Par la suite, Mme Wilson-Raybould a fait parvenir à M. Trudeau un document de plus de 60 pages dans lequel elle affirmait que le juge en chef Joyal devrait non seulement être nommé à la Cour suprême, mais qu’il devrait également en être le juge en chef.
Dans l’histoire du Canada, un premier ministre a nommé un juge en chef qui ne siégeait pas déjà à la Cour suprême qu’une seule fois, soit en 1906, lorsque sir Wilfrid Laurier a nommé son ministre de la Justice à la plus haute fonction judiciaire du pays. [traduction]

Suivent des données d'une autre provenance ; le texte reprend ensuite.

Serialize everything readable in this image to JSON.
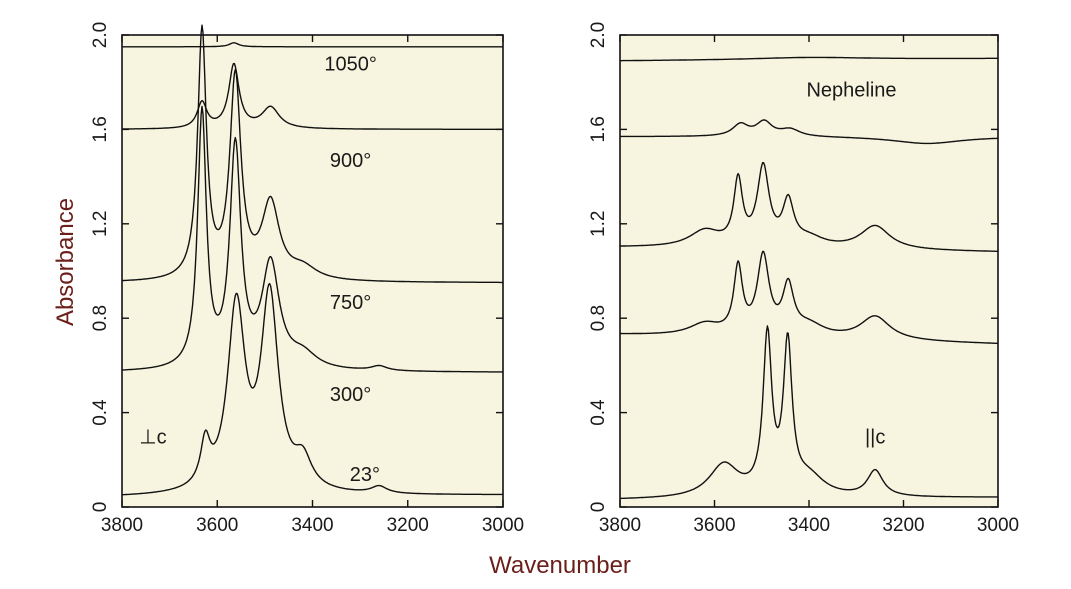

- L’exposé des faits présentés dans l’article ci-dessus laisse supposer un désaccord entre le premier ministre et la procureure générale de l’époque au sujet de la nomination possible du juge en chef Joyal. M. Trudeau aurait écarté la recommandation de Mme Wilson-Raybould en raison de l’approche prétendument conservatrice ou modérée du juge en chef Joyal quant à l’interprétation de la Charte. Selon le Global News en date du 25 mars 2019, le juge en chef Joyal a fait la déclaration (anglais seulement) publique suivante au sujet de la fuite :
En 2016, le Commissariat à la magistrature fédérale a annoncé un processus indépendant et non partisan de nomination à notre plus haut tribunal. Le processus confidentiel a permis d’évaluer chaque candidat en fonction de son mérite.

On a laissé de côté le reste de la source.